The authors present four key areas to address to move forward with a board certification system that is effective, relevant, and respected. First, boards should set and communicate the specific expectations of specialists. Second, boards should use tece on their primary responsibility to set and evolve standards for competence and to conduct rigorous assessments of physicians. The methods boards use for assessments should evolve to meet the changing needs of physicians. Collaboration between educators and assessors provides more educational choice, relieves burdens, and supports physicians' commitment to lifelong learning. By working together with physicians, educators and assessors advance their shared goal of supporting physicians to work at the top of their capability and ultimately, optimize patient care.Family Medicine was a child of the 1960s. Triggered by compelling social need for care outside of large hospitals, Family Medicine emphasized access to personal physicians based in the community. As a protest movement, the ABFP required ongoing recertification for all Diplomates, with both independent examination and chart audit. Fifty years later, society and health care have changed dramatically, and it is time again to consider how Board Certification must respond to those change. We propose three interlocking arguments. https://www.selleckchem.com/products/ldc203974-imt1b.html First, even before COVID-19, health and health care have been in a time of fundamental transformation. Second, given the role Board Certification plays in supporting improvement of healthcare, Board Certification itself must respond to these changes. Third, to move forward, ABFM and the wider Board community must address a series of wicked problems - i.e., problems which are both complex-with many root causes-and complicated- in which interventions create new problems. The wicked problems confronting board certification include 1) combining summative and formative assessment, 2) improving quality improvement and 3) reaffirming the social contract and professionalism and its assessment.

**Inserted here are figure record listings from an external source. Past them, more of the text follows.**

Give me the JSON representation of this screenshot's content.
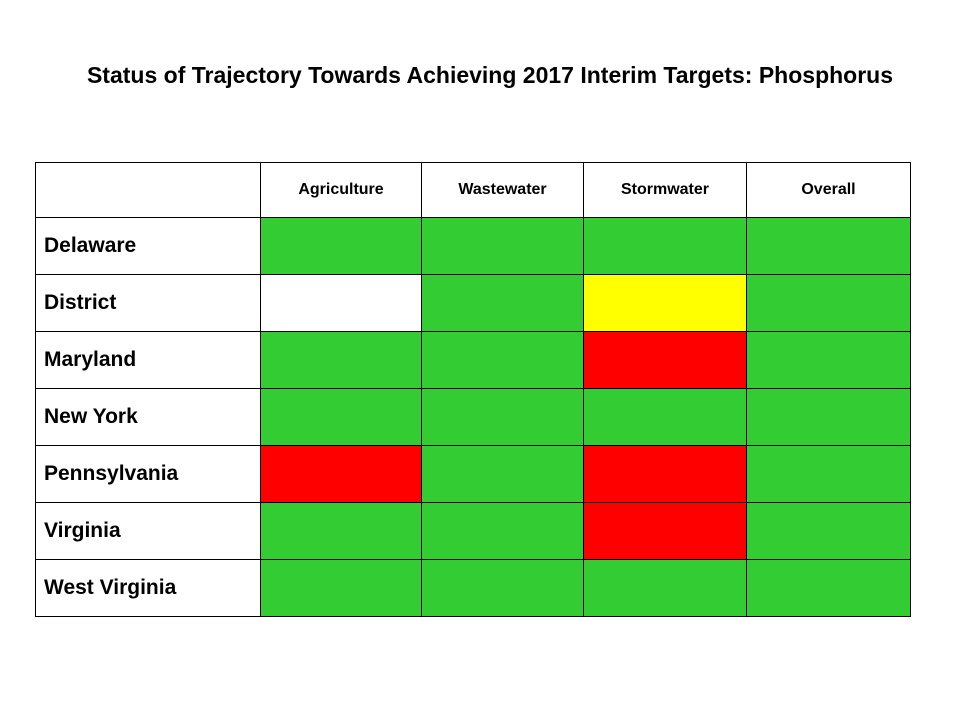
{
  "header": {
    "title": "Status of Trajectory Towards Achieving 2017 Interim Targets: Phosphorus"
  },
  "table": {
    "columns": [
      "Agriculture",
      "Wastewater",
      "Stormwater",
      "Overall"
    ],
    "rows": [
      {
        "label": "Delaware",
        "colors": [
          "#33cc33",
          "#33cc33",
          "#33cc33",
          "#33cc33"
        ]
      },
      {
        "label": "District",
        "colors": [
          "#ffffff",
          "#33cc33",
          "#ffff00",
          "#33cc33"
        ]
      },
      {
        "label": "Maryland",
        "colors": [
          "#33cc33",
          "#33cc33",
          "#ff0000",
          "#33cc33"
        ]
      },
      {
        "label": "New York",
        "colors": [
          "#33cc33",
          "#33cc33",
          "#33cc33",
          "#33cc33"
        ]
      },
      {
        "label": "Pennsylvania",
        "colors": [
          "#ff0000",
          "#33cc33",
          "#ff0000",
          "#33cc33"
        ]
      },
      {
        "label": "Virginia",
        "colors": [
          "#33cc33",
          "#33cc33",
          "#ff0000",
          "#33cc33"
        ]
      },
      {
        "label": "West Virginia",
        "colors": [
          "#33cc33",
          "#33cc33",
          "#33cc33",
          "#33cc33"
        ]
      }
    ]
  }
}
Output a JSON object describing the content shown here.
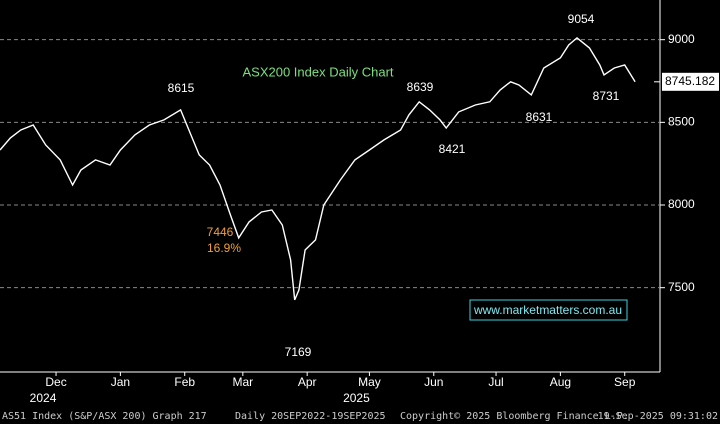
{
  "chart_data": {
    "type": "line",
    "title": "ASX200 Index Daily Chart",
    "x": [
      0,
      5,
      10,
      16,
      22,
      29,
      35,
      39,
      46,
      53,
      58,
      65,
      72,
      79,
      87,
      91,
      96,
      101,
      106,
      111,
      115,
      120,
      126,
      131,
      136,
      140,
      142,
      144,
      147,
      152,
      156,
      164,
      171,
      178,
      185,
      193,
      197,
      202,
      207,
      212,
      215,
      221,
      229,
      236,
      241,
      246,
      250,
      256,
      262,
      270,
      274,
      278,
      284,
      289,
      291,
      296,
      301,
      306
    ],
    "series": [
      {
        "name": "AS51 Index",
        "color": "#ffffff",
        "values": [
          8333,
          8406,
          8454,
          8484,
          8363,
          8273,
          8121,
          8212,
          8273,
          8242,
          8333,
          8424,
          8484,
          8515,
          8575,
          8454,
          8303,
          8242,
          8121,
          7940,
          7801,
          7898,
          7958,
          7970,
          7879,
          7668,
          7426,
          7486,
          7728,
          7789,
          8000,
          8152,
          8273,
          8333,
          8394,
          8454,
          8545,
          8624,
          8575,
          8515,
          8466,
          8563,
          8605,
          8624,
          8696,
          8745,
          8726,
          8666,
          8829,
          8890,
          8968,
          9011,
          8950,
          8847,
          8787,
          8829,
          8847,
          8745
        ]
      }
    ],
    "xlim": [
      0,
      318
    ],
    "xticks": [
      {
        "value": 27,
        "label": "Dec"
      },
      {
        "value": 58,
        "label": "Jan"
      },
      {
        "value": 89,
        "label": "Feb"
      },
      {
        "value": 117,
        "label": "Mar"
      },
      {
        "value": 148,
        "label": "Apr"
      },
      {
        "value": 178,
        "label": "May"
      },
      {
        "value": 209,
        "label": "Jun"
      },
      {
        "value": 239,
        "label": "Jul"
      },
      {
        "value": 270,
        "label": "Aug"
      },
      {
        "value": 301,
        "label": "Sep"
      }
    ],
    "year_ticks": [
      {
        "value": 27,
        "label": "2024"
      },
      {
        "value": 178,
        "label": "2025"
      }
    ],
    "ylim": [
      6990,
      9240
    ],
    "yticks": [
      7500,
      8000,
      8500,
      9000
    ],
    "grid": true,
    "last_price": {
      "value": 8745.182,
      "label": "8745.182"
    },
    "annotations": [
      {
        "label": "8615"
      },
      {
        "label": "8639"
      },
      {
        "label": "8421"
      },
      {
        "label": "8631"
      },
      {
        "label": "9054"
      },
      {
        "label": "8731"
      },
      {
        "label": "7169"
      },
      {
        "label": "7446",
        "color": "#f0a030"
      },
      {
        "label": "16.9%",
        "color": "#f0a030"
      }
    ],
    "watermark": "www.marketmatters.com.au",
    "footer": [
      "AS51 Index (S&P/ASX 200) Graph 217",
      "Daily 20SEP2022-19SEP2025",
      "Copyright© 2025 Bloomberg Finance L.P.",
      "19-Sep-2025 09:31:02"
    ]
  }
}
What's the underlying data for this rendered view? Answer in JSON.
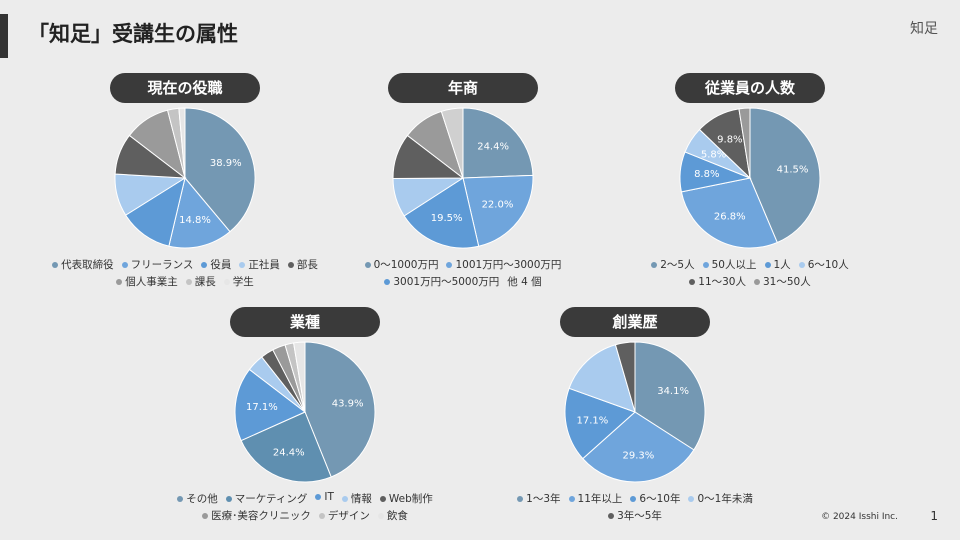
{
  "slide": {
    "title": "「知足」受講生の属性",
    "logo": "知足",
    "copyright": "© 2024 Isshi Inc.",
    "page": "1"
  },
  "chart_data": [
    {
      "type": "pie",
      "title": "現在の役職",
      "categories": [
        "代表取締役",
        "フリーランス",
        "役員",
        "正社員",
        "部長",
        "個人事業主",
        "課長",
        "学生"
      ],
      "values": [
        38.9,
        14.8,
        12.4,
        9.8,
        9.5,
        10.6,
        2.6,
        1.4
      ],
      "value_labels": [
        "38.9%",
        "14.8%",
        null,
        null,
        null,
        null,
        null,
        null
      ],
      "colors": [
        "#7498b3",
        "#6fa5dc",
        "#5d9ad6",
        "#a9cbee",
        "#5f5f5f",
        "#9a9a9a",
        "#c4c4c4",
        "#e6e6e6"
      ]
    },
    {
      "type": "pie",
      "title": "年商",
      "categories": [
        "0〜1000万円",
        "1001万円〜3000万円",
        "3001万円〜5000万円",
        null,
        null,
        null,
        null
      ],
      "values": [
        24.4,
        22.0,
        19.5,
        9.0,
        10.5,
        9.6,
        5.0
      ],
      "value_labels": [
        "24.4%",
        "22.0%",
        "19.5%",
        null,
        null,
        null,
        null
      ],
      "legend_more": "他 4 個",
      "colors": [
        "#7498b3",
        "#6fa5dc",
        "#5d9ad6",
        "#a9cbee",
        "#5f5f5f",
        "#9a9a9a",
        "#d0d0d0"
      ]
    },
    {
      "type": "pie",
      "title": "従業員の人数",
      "categories": [
        "2〜5人",
        "50人以上",
        "1人",
        "6〜10人",
        "11〜30人",
        "31〜50人"
      ],
      "values": [
        41.5,
        26.8,
        8.8,
        5.8,
        9.8,
        2.4
      ],
      "value_labels": [
        "41.5%",
        "26.8%",
        "8.8%",
        "5.8%",
        "9.8%",
        null
      ],
      "colors": [
        "#7498b3",
        "#6fa5dc",
        "#5d9ad6",
        "#a9cbee",
        "#5f5f5f",
        "#9a9a9a"
      ]
    },
    {
      "type": "pie",
      "title": "業種",
      "categories": [
        "その他",
        "マーケティング",
        "IT",
        "情報",
        "Web制作",
        "医療･美容クリニック",
        "デザイン",
        "飲食"
      ],
      "values": [
        43.9,
        24.4,
        17.1,
        4.0,
        3.0,
        3.0,
        2.0,
        2.6
      ],
      "value_labels": [
        "43.9%",
        "24.4%",
        "17.1%",
        null,
        null,
        null,
        null,
        null
      ],
      "colors": [
        "#7498b3",
        "#5f8fb0",
        "#5d9ad6",
        "#a9cbee",
        "#5f5f5f",
        "#9a9a9a",
        "#c4c4c4",
        "#e6e6e6"
      ]
    },
    {
      "type": "pie",
      "title": "創業歴",
      "categories": [
        "1〜3年",
        "11年以上",
        "6〜10年",
        "0〜1年未満",
        "3年〜5年"
      ],
      "values": [
        34.1,
        29.3,
        17.1,
        15.0,
        4.5
      ],
      "value_labels": [
        "34.1%",
        "29.3%",
        "17.1%",
        null,
        null
      ],
      "colors": [
        "#7498b3",
        "#6fa5dc",
        "#5d9ad6",
        "#a9cbee",
        "#5f5f5f"
      ]
    }
  ]
}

Optical microscopic (OM) evaluation of peripheral blood (PB) cells is still a crucial step of the laboratory haematological workflow. The morphological cell analysis is time-consuming and expensive and it requires skilled operator. To address these challenges, automated image-processing systems, as digital morphology (DM), were developed in the last few years. The aim of this multicentre study, performed according to international guidelines, is to verify the analytical performance of DM compared with manual OM, the reference method.

Four hundred and ninety PB samples were evaluated. For each sample, two May Grunwald-stained and Giemsa-stained smears were performed and the morphological evaluation of cells was analysed with both DM and OM. In addition, the assessment times of both methods were recorded.

Comparison of DM versus OM methods was assessed with Passing-Bablok and Deming fit regression analysis slopes ranged between 0.17 for atypical, reactive lymphocytes and plasma cells (LY(AT)) and 1.24 for basophils, and the intercepts ranged between -0.